Każdy znał jego zwód, zwany przez Wojciecha Kowalczyka "przekładańcem", którego nikt przez tyle lat nie rozszyfrował. Swoją karierę piłkarską rozpoczął w Olimpii Elbląg, gdzie grał do 1985 roku. Sezon 1985/1986 grał w drużynie Stal Mielec, gdzie spędził 8 lat. W 1993 roku został obrońcą w pierwszoligowej Legii Warszawa, która dzięki jego bramce na 1:1 w meczu z Górnikiem Zabrze zdobyła Mistrzostwo Polski w 1994. Były trener Olimpii Elbląg rozegrał 300 meczy w I lidzie polskiej, gdzie zdobył 50 bramek, w takich zespołach jak: wspomniana Legia Warszawa (1993- 1996), ale także Amica Wronki (1996-97), Raków Częstochowa (1997-98) i Lechią/Polonia Gdańsk (1998-1999).

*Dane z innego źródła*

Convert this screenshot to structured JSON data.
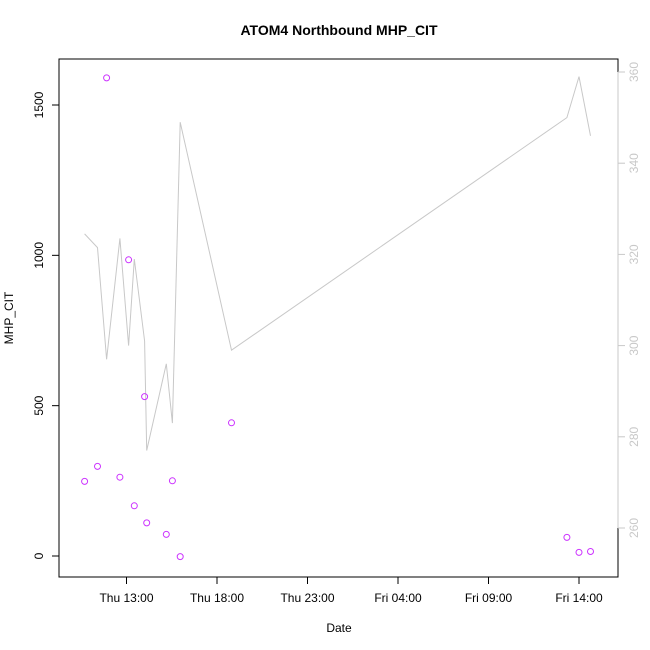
{
  "chart_data": {
    "type": "scatter",
    "title": "ATOM4 Northbound MHP_CIT",
    "xlabel": "Date",
    "ylabel": "MHP_CIT",
    "x_ticks": [
      "Thu 13:00",
      "Thu 18:00",
      "Thu 23:00",
      "Fri 04:00",
      "Fri 09:00",
      "Fri 14:00"
    ],
    "y_ticks": [
      0,
      500,
      1000,
      1500
    ],
    "y2_ticks": [
      260,
      280,
      300,
      320,
      340,
      360
    ],
    "xlim_hours": [
      9.5,
      15.5
    ],
    "ylim": [
      -60,
      1650
    ],
    "y2lim": [
      251.3,
      361.8
    ],
    "colors": {
      "points": "#cc33ff",
      "line": "#c8c8c8",
      "axis": "#000000",
      "y2_axis": "#c8c8c8"
    },
    "series": [
      {
        "type": "scatter",
        "axis": "left",
        "points": [
          {
            "x": "Thu 10:41",
            "y": 248
          },
          {
            "x": "Thu 11:24",
            "y": 298
          },
          {
            "x": "Thu 11:54",
            "y": 1590
          },
          {
            "x": "Thu 12:38",
            "y": 262
          },
          {
            "x": "Thu 13:07",
            "y": 985
          },
          {
            "x": "Thu 13:26",
            "y": 167
          },
          {
            "x": "Thu 14:00",
            "y": 530
          },
          {
            "x": "Thu 14:07",
            "y": 110
          },
          {
            "x": "Thu 15:12",
            "y": 72
          },
          {
            "x": "Thu 15:32",
            "y": 250
          },
          {
            "x": "Thu 15:58",
            "y": -2
          },
          {
            "x": "Thu 18:48",
            "y": 443
          },
          {
            "x": "Fri 13:20",
            "y": 62
          },
          {
            "x": "Fri 14:00",
            "y": 12
          },
          {
            "x": "Fri 14:38",
            "y": 15
          }
        ]
      },
      {
        "type": "line",
        "axis": "right",
        "points": [
          {
            "x": "Thu 10:41",
            "y": 324.5
          },
          {
            "x": "Thu 11:24",
            "y": 321.5
          },
          {
            "x": "Thu 11:54",
            "y": 297
          },
          {
            "x": "Thu 12:38",
            "y": 323.5
          },
          {
            "x": "Thu 13:07",
            "y": 300
          },
          {
            "x": "Thu 13:26",
            "y": 319
          },
          {
            "x": "Thu 14:00",
            "y": 301
          },
          {
            "x": "Thu 14:07",
            "y": 277
          },
          {
            "x": "Thu 15:12",
            "y": 296
          },
          {
            "x": "Thu 15:32",
            "y": 283
          },
          {
            "x": "Thu 15:58",
            "y": 349
          },
          {
            "x": "Thu 18:48",
            "y": 299
          },
          {
            "x": "Fri 13:20",
            "y": 350
          },
          {
            "x": "Fri 14:00",
            "y": 359
          },
          {
            "x": "Fri 14:38",
            "y": 346
          }
        ]
      }
    ]
  }
}
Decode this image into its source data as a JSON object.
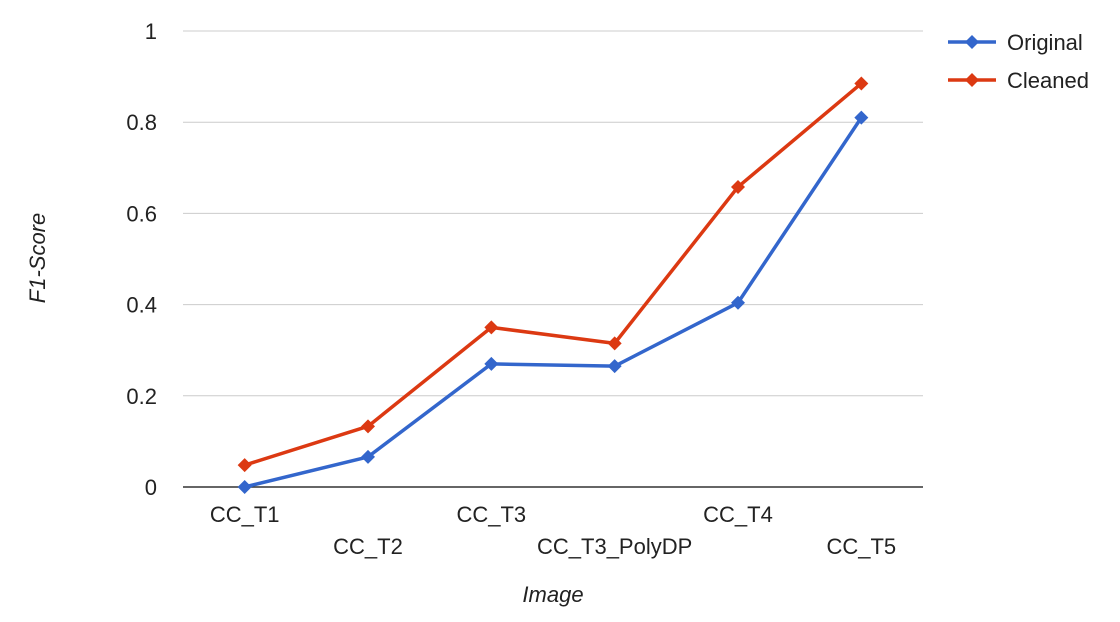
{
  "chart_data": {
    "type": "line",
    "title": "",
    "xlabel": "Image",
    "ylabel": "F1-Score",
    "categories": [
      "CC_T1",
      "CC_T2",
      "CC_T3",
      "CC_T3_PolyDP",
      "CC_T4",
      "CC_T5"
    ],
    "series": [
      {
        "name": "Original",
        "values": [
          0.0,
          0.066,
          0.27,
          0.265,
          0.404,
          0.81
        ],
        "color": "#3366cc",
        "marker": "diamond"
      },
      {
        "name": "Cleaned",
        "values": [
          0.048,
          0.133,
          0.35,
          0.315,
          0.658,
          0.885
        ],
        "color": "#dc3912",
        "marker": "diamond"
      }
    ],
    "ylim": [
      0,
      1
    ],
    "yticks": [
      "0",
      "0.2",
      "0.4",
      "0.6",
      "0.8",
      "1"
    ],
    "grid": true,
    "legend_position": "top-right"
  }
}
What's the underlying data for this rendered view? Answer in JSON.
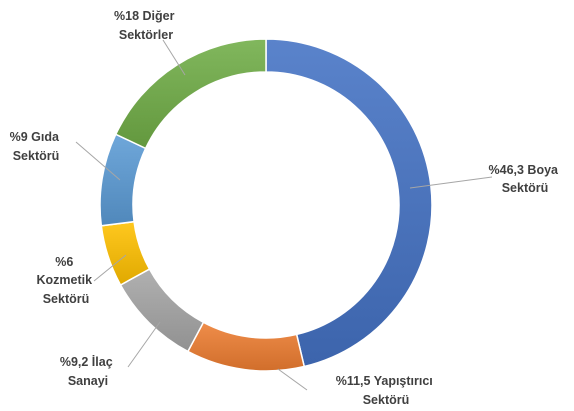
{
  "chart_data": {
    "type": "pie",
    "variant": "donut",
    "categories": [
      "%46,3  Boya Sektörü",
      "%11,5 Yapıştırıcı Sektörü",
      "%9,2 İlaç Sanayi",
      "%6 Kozmetik Sektörü",
      "%9 Gıda Sektörü",
      "%18 Diğer Sektörler"
    ],
    "values": [
      46.3,
      11.5,
      9.2,
      6,
      9,
      18
    ],
    "colors": [
      "#4472C4",
      "#ED7D31",
      "#A5A5A5",
      "#FFC000",
      "#5B9BD5",
      "#70AD47"
    ],
    "legend": "none",
    "title": ""
  },
  "labels": {
    "boya": [
      "%46,3  Boya",
      "Sektörü"
    ],
    "yapistirici": [
      "%11,5 Yapıştırıcı",
      "Sektörü"
    ],
    "ilac": [
      "%9,2 İlaç",
      "Sanayi"
    ],
    "kozmetik": [
      "%6",
      "Kozmetik",
      "Sektörü"
    ],
    "gida": [
      "%9 Gıda",
      "Sektörü"
    ],
    "diger": [
      "%18 Diğer",
      "Sektörler"
    ]
  }
}
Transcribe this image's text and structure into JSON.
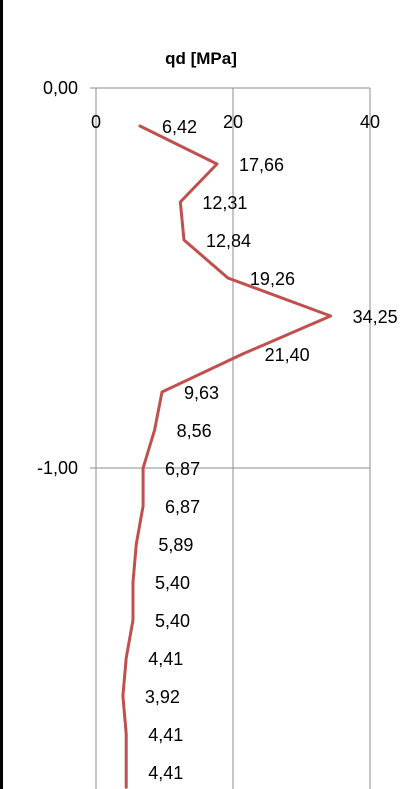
{
  "chart_data": {
    "type": "line",
    "title": "qd [MPa]",
    "xlabel": "",
    "ylabel": "",
    "x_axis_position": "top",
    "xlim": [
      0,
      40
    ],
    "x_ticks": [
      0,
      20,
      40
    ],
    "x_tick_labels": [
      "0",
      "20",
      "40"
    ],
    "y_ticks": [
      0,
      -1
    ],
    "y_tick_labels": [
      "0,00",
      "-1,00"
    ],
    "grid": true,
    "legend": "none",
    "series": [
      {
        "color": "#c0504d",
        "x": [
          6.42,
          17.66,
          12.31,
          12.84,
          19.26,
          34.25,
          21.4,
          9.63,
          8.56,
          6.87,
          6.87,
          5.89,
          5.4,
          5.4,
          4.41,
          3.92,
          4.41,
          4.41,
          4.41
        ],
        "y": [
          -0.1,
          -0.2,
          -0.3,
          -0.4,
          -0.5,
          -0.6,
          -0.7,
          -0.8,
          -0.9,
          -1.0,
          -1.1,
          -1.2,
          -1.3,
          -1.4,
          -1.5,
          -1.6,
          -1.7,
          -1.8,
          -1.84
        ],
        "labels": [
          "6,42",
          "17,66",
          "12,31",
          "12,84",
          "19,26",
          "34,25",
          "21,40",
          "9,63",
          "8,56",
          "6,87",
          "6,87",
          "5,89",
          "5,40",
          "5,40",
          "4,41",
          "3,92",
          "4,41",
          "4,41",
          ""
        ]
      }
    ]
  }
}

Ponadto Adam Fedoruk zaistniał na arenie międzynarodowej rozgrywając 18 meczy w reprezentacji Polski i strzelając zwycięską bramkę na 3-2 w meczu z Węgrami w 1995 roku w Krakowie. Był także piłkarzem greckiej Kavali (1997) oraz amerykańskiego zespołu Pittsburgh Riverhounds (1999, 2000-2001). Pod koniec swojej kariery piłkarskiej rozpoczął przygodę trenerską, występując jako grający trener. W czasie gdy Adam Fedoruk był opiekunem elbląskiej Olimpii, zdobyła ona awans do III ligi w 2002 roku. Karierę piłkarską zakończył w 2003 roku.

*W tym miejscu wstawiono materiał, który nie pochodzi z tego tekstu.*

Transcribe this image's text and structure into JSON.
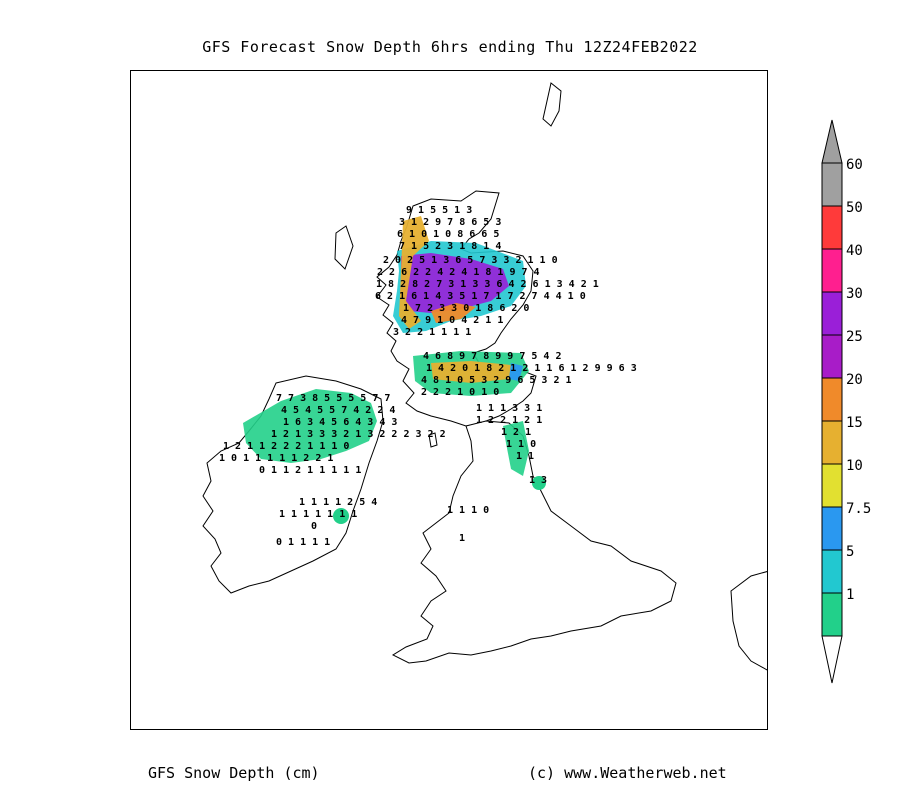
{
  "title": "GFS Forecast Snow Depth 6hrs ending Thu 12Z24FEB2022",
  "footer": {
    "left": "GFS Snow Depth (cm)",
    "right": "(c) www.Weatherweb.net"
  },
  "legend": {
    "levels": [
      {
        "label": "60",
        "color": "#a0a0a0"
      },
      {
        "label": "50",
        "color": "#ff3a3a"
      },
      {
        "label": "40",
        "color": "#ff1f8f"
      },
      {
        "label": "30",
        "color": "#9a1fd8"
      },
      {
        "label": "25",
        "color": "#a81cc8"
      },
      {
        "label": "20",
        "color": "#f08a2a"
      },
      {
        "label": "15",
        "color": "#e6b030"
      },
      {
        "label": "10",
        "color": "#e2e030"
      },
      {
        "label": "7.5",
        "color": "#2a98f0"
      },
      {
        "label": "5",
        "color": "#22c8d0"
      },
      {
        "label": "1",
        "color": "#22d08a"
      }
    ]
  },
  "map": {
    "land_outline_color": "#000000",
    "snow_zones": [
      {
        "region": "northern-highlands",
        "level": "5",
        "color": "#22c8d0"
      },
      {
        "region": "central-highlands",
        "level": "30",
        "color": "#9a1fd8"
      },
      {
        "region": "highlands-core",
        "level": "20",
        "color": "#f08a2a"
      },
      {
        "region": "southern-uplands",
        "level": "15",
        "color": "#e6b030"
      },
      {
        "region": "northern-ireland",
        "level": "1",
        "color": "#22d08a"
      },
      {
        "region": "pennines",
        "level": "1",
        "color": "#22d08a"
      }
    ],
    "value_rows": [
      "9 1      5 5 1 3",
      "3 1 2 9 7 8 6 5 3",
      "6 1 0 1 0 8 6 6 5",
      "7 1 5 2 3 1 8 1 4",
      "2 0 2 5 1 3 6 5 7 3 3 2 1 1 0",
      "2 2 6 2 2 4 2 4 1 8 1 9 7 4",
      "1 8 2 8 2 7 3 1 3 3 6 4 2 6 1 3 4 2 1",
      "6 2 1 6 1 4 3 5 1 7 1 7 2 7 4 4 1 0",
      "1 7 2 3 3 0 1 8 6 2 0",
      "4 7 9 1 0 4 2 1 1",
      "3 2 2 1 1 1 1",
      "4 6 8 9 7 8 9 9 7 5 4 2",
      "1 4 2 0 1 8 2 1 2 1 1 6 1 2 9 9 6 3",
      "4 8 1 0 5 3 2 9 6 5 3 2 1",
      "2 2 2 1 0      1 0",
      "1 1 1 3 3 1",
      "1 2 2 1 2 1",
      "1 2 1",
      "1 1 0",
      "1 1",
      "1 3",
      "7 7 3 8 5 5 5 5 7 7",
      "4 5 4 5 5 7 4 2 2 4",
      "1 6 3 4 5 6 4 3 4 3",
      "1 2 1 3 3 3 2 1 3 2 2 2 3 2 2",
      "1 2 1 1 2 2 2 1 1 1 0",
      "1 0 1 1 1 1 1 2 2 1",
      "0 1 1 2 1 1 1 1 1",
      "1 1 1 1 2 5 4",
      "1 1 1 1 1 1 1",
      "0",
      "0 1 1 1 1",
      "1 1 1 0",
      "1"
    ]
  }
}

- Kibiców interesuje, co się dzieje z Adamem Fedorukiem, wielokrotnym reprezentantem Polski w piłce nożnej, zdobywcą Mistrzostwa Polski 1994/1995 oraz byłym trenerem Olimpii Elbląg?
- Jednym zdaniem mieszka z żoną i młodszą córką w Anglii. Poza tym pracuję w koncernie TNT, zajmującym się usługami kurierskimi na szeroką skalę. Poza tym grałem w amatorskim zespole piłkarskim INTERACTION, gdzie przez 3 miesiące byłem również trenerem. Moim celem jest prowadzenie drużyny angielskiej na szczeblu centralnym, ale wiem, że muszę się jeszcze dużo nauczyć. Przede wszystkim języka i warsztatu treningowego. W wolnych chwilach obserwuje pobliskie drużyny pilłarskie, takie jak: Rushden Diamonds, Northampton Town z Coca-Cola League Two oraz Kettering Town z Nationwide Conference North, gdzie trenerem był sam Paul Gascoine. Praca w Anglii pozwala mi na realizację swoich planów związanych z karierą trenerską.
- Czy jest Pan na bieżąco z rodzimą piłką nożną i z wynikami Olimpii?
- Śledzę grę i wyniki Olimpii w Internecie. Gorąco kibicuję drużynie ze względu na sentyment. Wierzę w sukces należny zespołowi. Uważam, że zapotrzebowanie na piłkę nożną w naszym mieście jest ogromne. Dowodem może być frekwencja na meczach pucharowych i ligowych, gdzie przychodziło około 3 000 ludzi. Na przykład 1/16 Pucharu Polski ze Stomilem Olsztyn oraz 1/32 PP z Bełchatowem.
- Co sądzi Pan na temat składu Olimpii? Czy z obecną kadrą jest większe prawdopodobieństwo, nie tylko wejścia do III ligi, ale także utrzymania w niej?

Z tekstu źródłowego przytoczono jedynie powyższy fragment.